Media Kampung– Polres Metro Jakarta Selatan menegaskan ke Submission empat orang sebagai tersangka terkait dugaan penyekapan dan penganiayaan terhadap karyawan lapangan padel inisial AL. Korban diduga dituduh menindak pidana karena menilai mencurik racket dari tempat penggalangannya.

Pemeriksaan Kasi Humas Polres Metro Jakarta Selatan AKP Joko Adi mengungkapkan, fakta ini terbuka setelah keluarga korban melaporkan bahwa AL tidak pulang selama dua hari. Ibu korban berinisial M menyampaikan ke polisi pada Rabu (24/6) setelah anaknya diambil dari rumah pada Senin (22/6) dan belum kembali.

“Dari laporan yang diterima, tim Resmob Polres Jakarta Selatan langsung beraksi dan memastikan pelaku,” ujar Joko kepada media, Jumat (26/6).

Ketiga orang pertama yang teridentifikasi adalah ASB, RRK, AH, serta DW. Semua telah ditahan. Polisi memanipat para tersangka dengan pasal perampasan kemerdekaan, penganiayaan, dan kekerasan bersamtanya.

Penelitian awal mengungkapkan korban baru bergabung di tempat kerja tersebut selama dua bulan. Korban dan para pelaku memiliki hubungan karena bekerja di lokasi yang sama. “Berdasarkan informasi, yang bersangkutan diduga mengambil barang dari tempat kerja,” kata Joko.

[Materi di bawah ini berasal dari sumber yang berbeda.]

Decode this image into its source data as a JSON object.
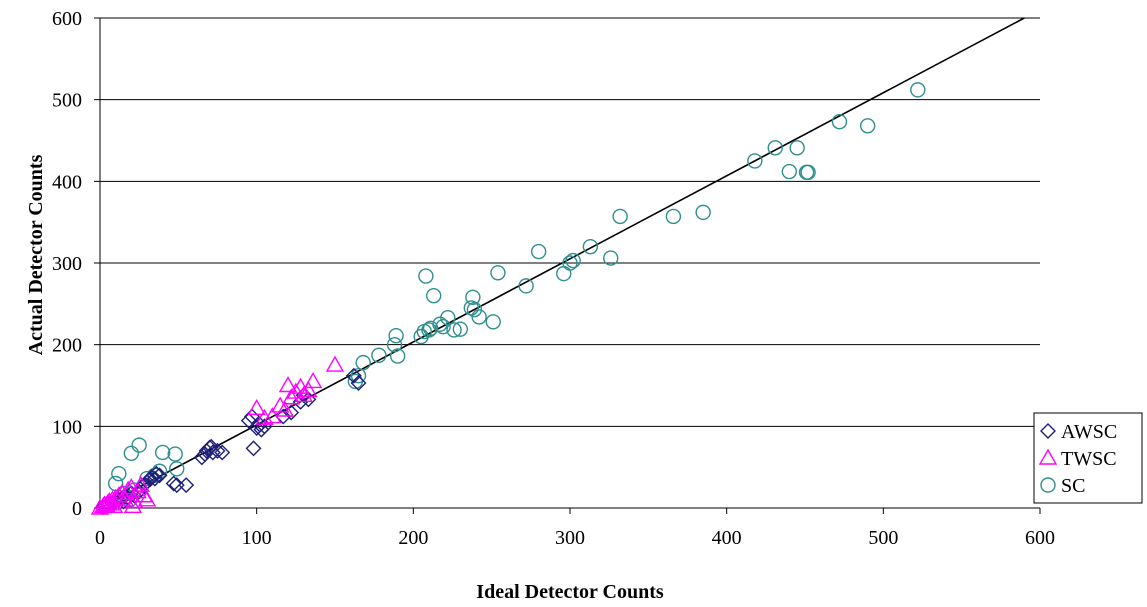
{
  "chart_data": {
    "type": "scatter",
    "xlabel": "Ideal Detector Counts",
    "ylabel": "Actual Detector Counts",
    "xlim": [
      0,
      600
    ],
    "ylim": [
      0,
      600
    ],
    "x_ticks": [
      "0",
      "100",
      "200",
      "300",
      "400",
      "500",
      "600"
    ],
    "y_ticks": [
      "0",
      "100",
      "200",
      "300",
      "400",
      "500",
      "600"
    ],
    "grid": "horizontal",
    "legend_position": "bottom-right",
    "reference_line": {
      "from": [
        0,
        0
      ],
      "to": [
        590,
        600
      ]
    },
    "series": [
      {
        "name": "AWSC",
        "marker": "diamond",
        "color": "#1f1f7a",
        "x": [
          2,
          4,
          5,
          6,
          8,
          10,
          12,
          14,
          15,
          16,
          18,
          20,
          22,
          25,
          28,
          30,
          32,
          33,
          35,
          36,
          38,
          47,
          49,
          55,
          65,
          67,
          68,
          70,
          71,
          72,
          75,
          78,
          95,
          97,
          98,
          100,
          102,
          103,
          105,
          117,
          122,
          128,
          130,
          133,
          162,
          165
        ],
        "y": [
          1,
          3,
          5,
          4,
          6,
          8,
          10,
          12,
          8,
          15,
          12,
          18,
          15,
          20,
          28,
          32,
          35,
          38,
          36,
          42,
          40,
          30,
          28,
          28,
          62,
          66,
          70,
          74,
          75,
          68,
          70,
          68,
          107,
          112,
          73,
          98,
          102,
          96,
          100,
          112,
          117,
          130,
          138,
          133,
          162,
          153
        ]
      },
      {
        "name": "TWSC",
        "marker": "triangle",
        "color": "#ff00ff",
        "x": [
          0,
          2,
          3,
          4,
          5,
          6,
          7,
          8,
          9,
          10,
          12,
          14,
          16,
          18,
          20,
          21,
          22,
          24,
          26,
          28,
          30,
          100,
          105,
          110,
          115,
          118,
          120,
          122,
          125,
          128,
          130,
          133,
          136,
          150
        ],
        "y": [
          0,
          2,
          4,
          3,
          6,
          8,
          5,
          10,
          2,
          12,
          15,
          18,
          10,
          22,
          25,
          2,
          8,
          20,
          28,
          15,
          10,
          122,
          110,
          112,
          125,
          120,
          150,
          135,
          142,
          148,
          138,
          144,
          155,
          175
        ]
      },
      {
        "name": "SC",
        "marker": "circle",
        "color": "#2f8f8f",
        "x": [
          10,
          12,
          15,
          17,
          19,
          20,
          22,
          25,
          30,
          35,
          38,
          40,
          48,
          49,
          163,
          165,
          168,
          178,
          188,
          189,
          190,
          205,
          207,
          208,
          210,
          211,
          213,
          217,
          219,
          222,
          226,
          230,
          237,
          238,
          239,
          242,
          251,
          254,
          272,
          280,
          296,
          300,
          302,
          326,
          313,
          332,
          366,
          385,
          418,
          431,
          440,
          445,
          451,
          452,
          472,
          490,
          522
        ],
        "y": [
          30,
          42,
          18,
          14,
          10,
          67,
          22,
          77,
          36,
          40,
          45,
          68,
          66,
          48,
          155,
          162,
          178,
          187,
          200,
          211,
          186,
          210,
          216,
          284,
          218,
          220,
          260,
          225,
          222,
          233,
          218,
          219,
          245,
          258,
          243,
          234,
          228,
          288,
          272,
          314,
          287,
          300,
          303,
          306,
          320,
          357,
          357,
          362,
          425,
          441,
          412,
          441,
          411,
          411,
          473,
          468,
          512
        ]
      }
    ]
  }
}
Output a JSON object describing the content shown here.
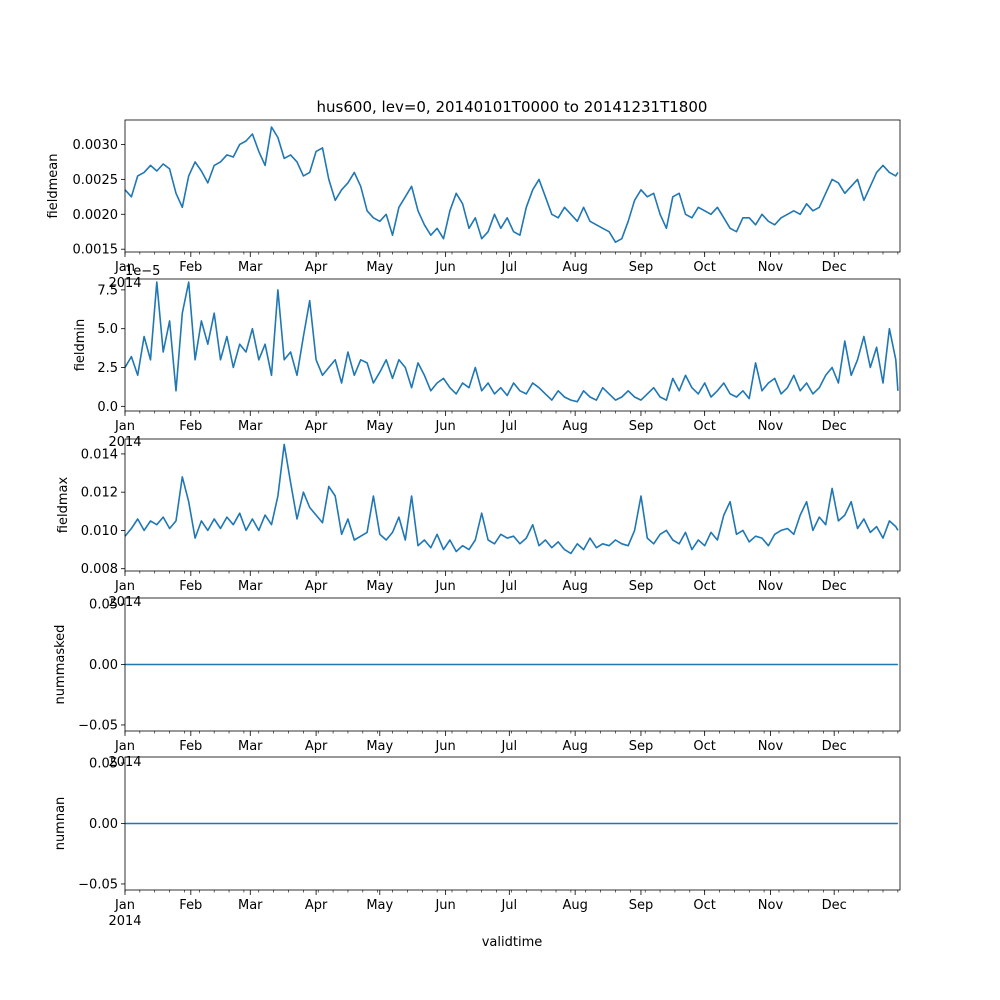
{
  "figure_title": "hus600, lev=0, 20140101T0000 to 20141231T1800",
  "shared_xlabel": "validtime",
  "year_label": "2014",
  "line_color": "#1f77b4",
  "x_ticks": [
    "Jan",
    "Feb",
    "Mar",
    "Apr",
    "May",
    "Jun",
    "Jul",
    "Aug",
    "Sep",
    "Oct",
    "Nov",
    "Dec"
  ],
  "chart_data": [
    {
      "type": "line",
      "ylabel": "fieldmean",
      "ylim": [
        0.00146,
        0.00335
      ],
      "yticks": [
        0.0015,
        0.002,
        0.0025,
        0.003
      ],
      "ytick_labels": [
        "0.0015",
        "0.0020",
        "0.0025",
        "0.0030"
      ],
      "offset_text": "",
      "x_day": [
        0,
        3,
        6,
        9,
        12,
        15,
        18,
        21,
        24,
        27,
        30,
        33,
        36,
        39,
        42,
        45,
        48,
        51,
        54,
        57,
        60,
        63,
        66,
        69,
        72,
        75,
        78,
        81,
        84,
        87,
        90,
        93,
        96,
        99,
        102,
        105,
        108,
        111,
        114,
        117,
        120,
        123,
        126,
        129,
        132,
        135,
        138,
        141,
        144,
        147,
        150,
        153,
        156,
        159,
        162,
        165,
        168,
        171,
        174,
        177,
        180,
        183,
        186,
        189,
        192,
        195,
        198,
        201,
        204,
        207,
        210,
        213,
        216,
        219,
        222,
        225,
        228,
        231,
        234,
        237,
        240,
        243,
        246,
        249,
        252,
        255,
        258,
        261,
        264,
        267,
        270,
        273,
        276,
        279,
        282,
        285,
        288,
        291,
        294,
        297,
        300,
        303,
        306,
        309,
        312,
        315,
        318,
        321,
        324,
        327,
        330,
        333,
        336,
        339,
        342,
        345,
        348,
        351,
        354,
        357,
        360,
        363,
        364
      ],
      "values": [
        0.00235,
        0.00225,
        0.00255,
        0.0026,
        0.0027,
        0.00262,
        0.00272,
        0.00265,
        0.0023,
        0.0021,
        0.00255,
        0.00275,
        0.00262,
        0.00245,
        0.0027,
        0.00275,
        0.00285,
        0.00282,
        0.003,
        0.00305,
        0.00315,
        0.0029,
        0.0027,
        0.00325,
        0.0031,
        0.0028,
        0.00285,
        0.00275,
        0.00255,
        0.0026,
        0.0029,
        0.00295,
        0.0025,
        0.0022,
        0.00235,
        0.00245,
        0.0026,
        0.0024,
        0.00205,
        0.00195,
        0.0019,
        0.002,
        0.0017,
        0.0021,
        0.00225,
        0.0024,
        0.00205,
        0.00185,
        0.0017,
        0.0018,
        0.00165,
        0.00205,
        0.0023,
        0.00215,
        0.0018,
        0.00195,
        0.00165,
        0.00175,
        0.002,
        0.0018,
        0.00195,
        0.00175,
        0.0017,
        0.0021,
        0.00235,
        0.0025,
        0.00225,
        0.002,
        0.00195,
        0.0021,
        0.002,
        0.0019,
        0.0021,
        0.0019,
        0.00185,
        0.0018,
        0.00175,
        0.0016,
        0.00165,
        0.0019,
        0.0022,
        0.00235,
        0.00225,
        0.0023,
        0.002,
        0.0018,
        0.00225,
        0.0023,
        0.002,
        0.00195,
        0.0021,
        0.00205,
        0.002,
        0.0021,
        0.00195,
        0.0018,
        0.00175,
        0.00195,
        0.00195,
        0.00185,
        0.002,
        0.0019,
        0.00185,
        0.00195,
        0.002,
        0.00205,
        0.002,
        0.00215,
        0.00205,
        0.0021,
        0.0023,
        0.0025,
        0.00245,
        0.0023,
        0.0024,
        0.0025,
        0.0022,
        0.0024,
        0.0026,
        0.0027,
        0.0026,
        0.00255,
        0.0026
      ]
    },
    {
      "type": "line",
      "ylabel": "fieldmin",
      "ylim": [
        -3e-06,
        8.2e-05
      ],
      "yticks": [
        0.0,
        2.5e-05,
        5e-05,
        7.5e-05
      ],
      "ytick_labels": [
        "0.0",
        "2.5",
        "5.0",
        "7.5"
      ],
      "offset_text": "1e−5",
      "x_day": [
        0,
        3,
        6,
        9,
        12,
        15,
        18,
        21,
        24,
        27,
        30,
        33,
        36,
        39,
        42,
        45,
        48,
        51,
        54,
        57,
        60,
        63,
        66,
        69,
        72,
        75,
        78,
        81,
        84,
        87,
        90,
        93,
        96,
        99,
        102,
        105,
        108,
        111,
        114,
        117,
        120,
        123,
        126,
        129,
        132,
        135,
        138,
        141,
        144,
        147,
        150,
        153,
        156,
        159,
        162,
        165,
        168,
        171,
        174,
        177,
        180,
        183,
        186,
        189,
        192,
        195,
        198,
        201,
        204,
        207,
        210,
        213,
        216,
        219,
        222,
        225,
        228,
        231,
        234,
        237,
        240,
        243,
        246,
        249,
        252,
        255,
        258,
        261,
        264,
        267,
        270,
        273,
        276,
        279,
        282,
        285,
        288,
        291,
        294,
        297,
        300,
        303,
        306,
        309,
        312,
        315,
        318,
        321,
        324,
        327,
        330,
        333,
        336,
        339,
        342,
        345,
        348,
        351,
        354,
        357,
        360,
        363,
        364
      ],
      "values": [
        2.5e-05,
        3.2e-05,
        2e-05,
        4.5e-05,
        3e-05,
        8e-05,
        3.5e-05,
        5.5e-05,
        1e-05,
        6e-05,
        8e-05,
        3e-05,
        5.5e-05,
        4e-05,
        6e-05,
        3e-05,
        4.5e-05,
        2.5e-05,
        4e-05,
        3.5e-05,
        5e-05,
        3e-05,
        4e-05,
        2e-05,
        7.5e-05,
        3e-05,
        3.5e-05,
        2e-05,
        4.5e-05,
        6.8e-05,
        3e-05,
        2e-05,
        2.5e-05,
        3e-05,
        1.5e-05,
        3.5e-05,
        2e-05,
        3e-05,
        2.8e-05,
        1.5e-05,
        2.2e-05,
        3e-05,
        1.8e-05,
        3e-05,
        2.5e-05,
        1.2e-05,
        2.8e-05,
        2e-05,
        1e-05,
        1.5e-05,
        1.8e-05,
        1.2e-05,
        8e-06,
        1.5e-05,
        1.2e-05,
        2.5e-05,
        1e-05,
        1.5e-05,
        8e-06,
        1.2e-05,
        7e-06,
        1.5e-05,
        1e-05,
        8e-06,
        1.5e-05,
        1.2e-05,
        8e-06,
        4e-06,
        1e-05,
        6e-06,
        4e-06,
        3e-06,
        1e-05,
        6e-06,
        4e-06,
        1.2e-05,
        8e-06,
        4e-06,
        6e-06,
        1e-05,
        6e-06,
        4e-06,
        8e-06,
        1.2e-05,
        6e-06,
        4e-06,
        1.8e-05,
        1e-05,
        2e-05,
        1.2e-05,
        8e-06,
        1.5e-05,
        6e-06,
        1e-05,
        1.5e-05,
        8e-06,
        6e-06,
        1e-05,
        5e-06,
        2.8e-05,
        1e-05,
        1.5e-05,
        1.8e-05,
        8e-06,
        1.2e-05,
        2e-05,
        1e-05,
        1.5e-05,
        8e-06,
        1.2e-05,
        2e-05,
        2.5e-05,
        1.5e-05,
        4.2e-05,
        2e-05,
        3e-05,
        4.5e-05,
        2.5e-05,
        3.8e-05,
        1.5e-05,
        5e-05,
        3e-05,
        1e-05
      ]
    },
    {
      "type": "line",
      "ylabel": "fieldmax",
      "ylim": [
        0.00788,
        0.01478
      ],
      "yticks": [
        0.008,
        0.01,
        0.012,
        0.014
      ],
      "ytick_labels": [
        "0.008",
        "0.010",
        "0.012",
        "0.014"
      ],
      "offset_text": "",
      "x_day": [
        0,
        3,
        6,
        9,
        12,
        15,
        18,
        21,
        24,
        27,
        30,
        33,
        36,
        39,
        42,
        45,
        48,
        51,
        54,
        57,
        60,
        63,
        66,
        69,
        72,
        75,
        78,
        81,
        84,
        87,
        90,
        93,
        96,
        99,
        102,
        105,
        108,
        111,
        114,
        117,
        120,
        123,
        126,
        129,
        132,
        135,
        138,
        141,
        144,
        147,
        150,
        153,
        156,
        159,
        162,
        165,
        168,
        171,
        174,
        177,
        180,
        183,
        186,
        189,
        192,
        195,
        198,
        201,
        204,
        207,
        210,
        213,
        216,
        219,
        222,
        225,
        228,
        231,
        234,
        237,
        240,
        243,
        246,
        249,
        252,
        255,
        258,
        261,
        264,
        267,
        270,
        273,
        276,
        279,
        282,
        285,
        288,
        291,
        294,
        297,
        300,
        303,
        306,
        309,
        312,
        315,
        318,
        321,
        324,
        327,
        330,
        333,
        336,
        339,
        342,
        345,
        348,
        351,
        354,
        357,
        360,
        363,
        364
      ],
      "values": [
        0.0097,
        0.0101,
        0.0106,
        0.01,
        0.0105,
        0.0103,
        0.0107,
        0.0101,
        0.0105,
        0.0128,
        0.0115,
        0.0096,
        0.0105,
        0.01,
        0.0106,
        0.0101,
        0.0107,
        0.0103,
        0.0109,
        0.01,
        0.0106,
        0.01,
        0.0108,
        0.0103,
        0.0118,
        0.0145,
        0.0125,
        0.0106,
        0.012,
        0.0112,
        0.0108,
        0.0104,
        0.0123,
        0.0118,
        0.0098,
        0.0106,
        0.0095,
        0.0097,
        0.0099,
        0.0118,
        0.0098,
        0.0095,
        0.0099,
        0.0107,
        0.0095,
        0.0118,
        0.0092,
        0.0095,
        0.0091,
        0.0098,
        0.009,
        0.0095,
        0.0089,
        0.0092,
        0.009,
        0.0095,
        0.0109,
        0.0095,
        0.0093,
        0.0098,
        0.0096,
        0.0097,
        0.0093,
        0.0096,
        0.0103,
        0.0092,
        0.0095,
        0.0091,
        0.0094,
        0.009,
        0.0088,
        0.0093,
        0.009,
        0.0096,
        0.0091,
        0.0093,
        0.0092,
        0.0095,
        0.0093,
        0.0092,
        0.01,
        0.0118,
        0.0096,
        0.0093,
        0.0098,
        0.01,
        0.0095,
        0.0093,
        0.0099,
        0.009,
        0.0095,
        0.0092,
        0.0099,
        0.0095,
        0.0108,
        0.0115,
        0.0098,
        0.01,
        0.0094,
        0.0097,
        0.0096,
        0.0092,
        0.0098,
        0.01,
        0.0101,
        0.0098,
        0.0108,
        0.0115,
        0.01,
        0.0107,
        0.0103,
        0.0122,
        0.0105,
        0.0108,
        0.0115,
        0.0101,
        0.0106,
        0.0099,
        0.0102,
        0.0096,
        0.0105,
        0.0102,
        0.01
      ]
    },
    {
      "type": "line",
      "ylabel": "nummasked",
      "ylim": [
        -0.055,
        0.055
      ],
      "yticks": [
        -0.05,
        0.0,
        0.05
      ],
      "ytick_labels": [
        "−0.05",
        "0.00",
        "0.05"
      ],
      "offset_text": "",
      "x_day": [
        0,
        364
      ],
      "values": [
        0,
        0
      ]
    },
    {
      "type": "line",
      "ylabel": "numnan",
      "ylim": [
        -0.055,
        0.055
      ],
      "yticks": [
        -0.05,
        0.0,
        0.05
      ],
      "ytick_labels": [
        "−0.05",
        "0.00",
        "0.05"
      ],
      "offset_text": "",
      "x_day": [
        0,
        364
      ],
      "values": [
        0,
        0
      ]
    }
  ]
}
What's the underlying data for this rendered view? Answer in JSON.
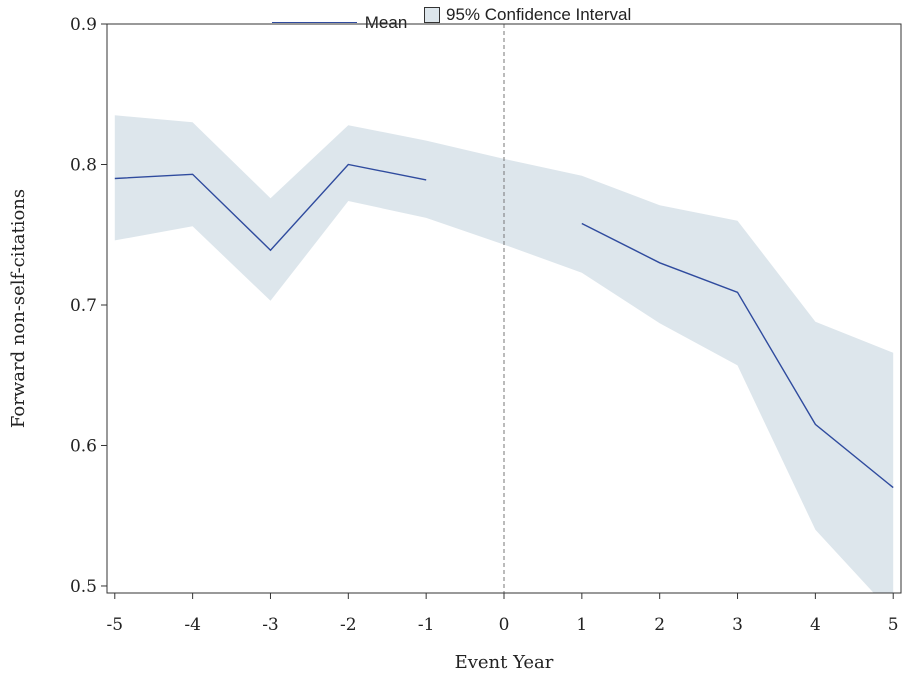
{
  "chart_data": {
    "type": "line",
    "title": "",
    "xlabel": "Event Year",
    "ylabel": "Forward non-self-citations",
    "x_ticks": [
      "-5",
      "-4",
      "-3",
      "-2",
      "-1",
      "0",
      "1",
      "2",
      "3",
      "4",
      "5"
    ],
    "y_ticks": [
      "0.5",
      "0.6",
      "0.7",
      "0.8",
      "0.9"
    ],
    "xlim": [
      -5.1,
      5.1
    ],
    "ylim": [
      0.495,
      0.9
    ],
    "vline_x": 0,
    "legend": {
      "position": "top-center",
      "entries": [
        "Mean",
        "95% Confidence Interval"
      ]
    },
    "colors": {
      "mean": "#2f4b9e",
      "ci_fill": "#dde6ec",
      "axis": "#333333",
      "vline": "#777777"
    },
    "series": [
      {
        "name": "Mean",
        "x": [
          -5,
          -4,
          -3,
          -2,
          -1,
          0,
          1,
          2,
          3,
          4,
          5
        ],
        "values": [
          0.79,
          0.793,
          0.739,
          0.8,
          0.789,
          null,
          0.758,
          0.73,
          0.709,
          0.615,
          0.57
        ]
      }
    ],
    "confidence_interval": {
      "name": "95% Confidence Interval",
      "x": [
        -5,
        -4,
        -3,
        -2,
        -1,
        0,
        1,
        2,
        3,
        4,
        5
      ],
      "lower": [
        0.746,
        0.756,
        0.703,
        0.774,
        0.762,
        0.743,
        0.723,
        0.687,
        0.657,
        0.54,
        0.48
      ],
      "upper": [
        0.835,
        0.83,
        0.776,
        0.828,
        0.817,
        0.804,
        0.792,
        0.771,
        0.76,
        0.688,
        0.666
      ]
    }
  }
}
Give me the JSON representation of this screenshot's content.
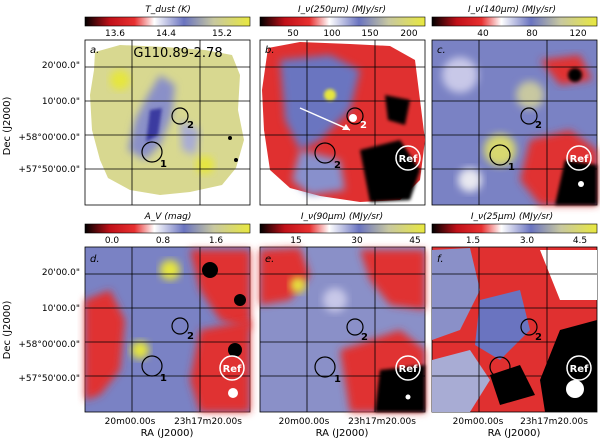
{
  "figure": {
    "dec_axis_label": "Dec (J2000)",
    "ra_axis_label": "RA (J2000)",
    "dec_ticks": [
      "20'00.0\"",
      "10'00.0\"",
      "+58°00'00.0\"",
      "+57°50'00.0\""
    ],
    "ra_ticks": [
      "20m00.00s",
      "23h17m20.00s"
    ],
    "field_name": "G110.89-2.78",
    "ref_label": "Ref",
    "clump_labels": [
      "1",
      "2"
    ],
    "colors": {
      "black": "#000000",
      "red": "#e0202a",
      "blue": "#5a64b4",
      "lightblue": "#a0a8d8",
      "white": "#ffffff",
      "khaki": "#d8d890",
      "yellow": "#e6e63c"
    }
  },
  "panels": [
    {
      "letter": "a.",
      "colorbar_label": "T_dust (K)",
      "colorbar_ticks": [
        "13.6",
        "14.4",
        "15.2"
      ]
    },
    {
      "letter": "b.",
      "colorbar_label": "I_ν(250μm) (MJy/sr)",
      "colorbar_ticks": [
        "50",
        "100",
        "150",
        "200"
      ]
    },
    {
      "letter": "c.",
      "colorbar_label": "I_ν(140μm) (MJy/sr)",
      "colorbar_ticks": [
        "40",
        "80",
        "120"
      ]
    },
    {
      "letter": "d.",
      "colorbar_label": "A_V (mag)",
      "colorbar_ticks": [
        "0.0",
        "0.8",
        "1.6"
      ]
    },
    {
      "letter": "e.",
      "colorbar_label": "I_ν(90μm) (MJy/sr)",
      "colorbar_ticks": [
        "15",
        "30",
        "45"
      ]
    },
    {
      "letter": "f.",
      "colorbar_label": "I_ν(25μm) (MJy/sr)",
      "colorbar_ticks": [
        "1.5",
        "3.0",
        "4.5"
      ]
    }
  ]
}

Kasus ini menduduki viral di platform media sosial. AL disebut menjadi korban penyekapan dan penganiayaan karena ditukar mencuri racket padel. Keluarga korban mengakui diberi pemberitahuan untuk mengganti kerugian sebesar Rp 50 juta. Karena tidak mampu, dua motor listrik dan satu ponsel milik korban juga diruntut.

Korban diduga tertahan selama dua hari. Saat panggilan video dengan keluarga, kondisinya memang merah pada wajah, mata membiru, gigi pecah, serta luka di kaki.

Artikel ini terbit via Media Kampung.